Furor over the prospect of Iranian influence in the region’s conflicts erupted in Washington on Sunday after U.N. Secretary-General Ban Ki-moon announced that he had invited Iran to participate in the Syria conference.


SEE ALSO: U.N. withdraws Iran invitation to Syria talks


Although the gathering has been organized largely by officials from the U.S. and Russia, it is technically being overseen by the United Nations. During recent weeks, there has been uncertainty over who would be invited and concerns have been raised about the possibility that rebels inside Syria might seek to boycott the conference.

Syrian President Bashar Assad will be represented at the conference. But the Syrian National Council, the main political arm of rebels who have spent nearly three years engaged in a bloody fight for Mr. Assad’s ouster, agreed only Friday to send an official delegation.

Major world powers backing opposite sides of the war also will be there, with the U.S. and its European and Middle East allies behind the anti-Assad opposition, and Russia behind Mr. Assad.

But the question of whether to include Iran, a subversive backer of forces loyal to Mr. Assad, has lingered to the eleventh hour.

Conditions for Iran

The Obama administration has long said it would tolerate Iranian participation only if Tehran made a public show of support for the Geneva Communique, a basic framework that the U.S., Russia and other international delegations crafted at a conference in Switzerland more than a year ago.

The document essentially called for the creation of a transitional government in Syria — a step many believe would foreshadow Mr.

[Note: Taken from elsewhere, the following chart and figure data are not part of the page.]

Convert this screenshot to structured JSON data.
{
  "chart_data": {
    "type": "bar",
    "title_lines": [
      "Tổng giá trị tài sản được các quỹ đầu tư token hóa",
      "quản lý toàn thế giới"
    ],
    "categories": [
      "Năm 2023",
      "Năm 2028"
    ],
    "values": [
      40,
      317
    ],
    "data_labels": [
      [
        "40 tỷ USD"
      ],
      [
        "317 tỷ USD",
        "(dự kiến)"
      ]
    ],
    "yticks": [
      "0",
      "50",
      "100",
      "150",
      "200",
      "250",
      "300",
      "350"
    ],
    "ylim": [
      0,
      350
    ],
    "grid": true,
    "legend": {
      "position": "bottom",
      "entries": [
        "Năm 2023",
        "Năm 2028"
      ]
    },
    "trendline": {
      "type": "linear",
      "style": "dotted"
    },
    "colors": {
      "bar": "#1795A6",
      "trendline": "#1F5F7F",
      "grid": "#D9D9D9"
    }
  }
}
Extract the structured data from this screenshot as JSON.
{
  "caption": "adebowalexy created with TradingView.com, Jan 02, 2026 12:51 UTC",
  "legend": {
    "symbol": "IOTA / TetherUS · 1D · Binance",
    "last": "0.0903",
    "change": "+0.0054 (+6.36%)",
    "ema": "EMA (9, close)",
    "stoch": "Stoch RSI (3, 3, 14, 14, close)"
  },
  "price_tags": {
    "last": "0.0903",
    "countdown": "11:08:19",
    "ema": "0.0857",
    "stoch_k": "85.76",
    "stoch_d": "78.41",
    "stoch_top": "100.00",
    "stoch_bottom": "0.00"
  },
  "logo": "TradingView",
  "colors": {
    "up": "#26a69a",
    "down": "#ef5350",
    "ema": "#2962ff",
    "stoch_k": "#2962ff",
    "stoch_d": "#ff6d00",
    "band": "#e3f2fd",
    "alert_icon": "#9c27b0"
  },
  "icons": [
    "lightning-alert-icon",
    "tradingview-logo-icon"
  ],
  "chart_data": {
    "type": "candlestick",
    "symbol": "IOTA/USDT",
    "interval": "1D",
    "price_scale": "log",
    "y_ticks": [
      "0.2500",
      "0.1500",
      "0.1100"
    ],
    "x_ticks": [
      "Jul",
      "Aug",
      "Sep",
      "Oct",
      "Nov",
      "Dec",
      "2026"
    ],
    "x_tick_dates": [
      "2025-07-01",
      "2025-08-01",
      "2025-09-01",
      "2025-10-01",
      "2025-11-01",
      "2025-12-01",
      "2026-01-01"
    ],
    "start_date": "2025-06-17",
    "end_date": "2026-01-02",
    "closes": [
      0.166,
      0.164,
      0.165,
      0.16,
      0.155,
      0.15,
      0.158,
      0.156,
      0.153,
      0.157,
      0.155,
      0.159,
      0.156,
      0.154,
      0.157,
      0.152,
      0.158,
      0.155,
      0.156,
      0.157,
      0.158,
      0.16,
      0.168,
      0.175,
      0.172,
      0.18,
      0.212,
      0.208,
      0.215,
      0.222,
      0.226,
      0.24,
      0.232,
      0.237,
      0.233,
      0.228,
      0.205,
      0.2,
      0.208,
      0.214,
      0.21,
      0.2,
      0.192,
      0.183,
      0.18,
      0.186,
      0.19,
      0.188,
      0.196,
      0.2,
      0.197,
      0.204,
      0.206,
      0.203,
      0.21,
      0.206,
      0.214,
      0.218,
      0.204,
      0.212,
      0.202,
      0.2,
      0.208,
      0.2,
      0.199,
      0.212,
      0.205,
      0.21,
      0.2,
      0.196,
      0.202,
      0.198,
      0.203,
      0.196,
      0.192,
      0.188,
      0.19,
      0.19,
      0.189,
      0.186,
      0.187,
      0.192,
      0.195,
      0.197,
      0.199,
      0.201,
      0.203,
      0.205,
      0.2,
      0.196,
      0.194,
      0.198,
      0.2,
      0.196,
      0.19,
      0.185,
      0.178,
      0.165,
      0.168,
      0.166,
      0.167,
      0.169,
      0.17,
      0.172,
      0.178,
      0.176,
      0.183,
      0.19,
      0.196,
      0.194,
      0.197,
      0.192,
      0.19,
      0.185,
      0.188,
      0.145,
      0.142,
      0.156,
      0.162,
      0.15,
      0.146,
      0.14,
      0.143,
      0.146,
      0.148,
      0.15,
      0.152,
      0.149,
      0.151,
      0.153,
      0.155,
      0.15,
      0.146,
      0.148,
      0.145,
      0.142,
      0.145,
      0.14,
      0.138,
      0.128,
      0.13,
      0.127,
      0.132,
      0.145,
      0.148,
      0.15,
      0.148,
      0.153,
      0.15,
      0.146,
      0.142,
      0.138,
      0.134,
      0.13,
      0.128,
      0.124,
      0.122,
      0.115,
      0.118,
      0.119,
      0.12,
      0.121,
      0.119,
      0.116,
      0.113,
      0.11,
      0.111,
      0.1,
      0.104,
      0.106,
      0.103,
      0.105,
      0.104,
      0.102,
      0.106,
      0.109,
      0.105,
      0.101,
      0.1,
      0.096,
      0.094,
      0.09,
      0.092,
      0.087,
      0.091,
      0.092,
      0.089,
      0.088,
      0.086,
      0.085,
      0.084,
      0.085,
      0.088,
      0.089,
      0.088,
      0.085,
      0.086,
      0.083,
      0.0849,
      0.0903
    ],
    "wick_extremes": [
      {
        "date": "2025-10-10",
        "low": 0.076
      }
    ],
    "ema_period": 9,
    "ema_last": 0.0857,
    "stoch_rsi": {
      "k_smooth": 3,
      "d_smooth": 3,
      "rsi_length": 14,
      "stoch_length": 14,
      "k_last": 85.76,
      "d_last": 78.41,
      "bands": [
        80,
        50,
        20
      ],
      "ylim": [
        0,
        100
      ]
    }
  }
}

Assad’s removal from power.

Although some Iranian leaders have voiced support for a “political solution” to the Syrian war, they have not specifically endorsed the communique. That sent tempers flaring at the State Department when it became clear that the United Nations invited Iran to the conference anyway.

Iranian leaders accepted the invitation but, after a flurry of behind-the-scenes maneuvering by the Obama administration Monday, the United Nations suddenly announced that the invitation had been rescinded.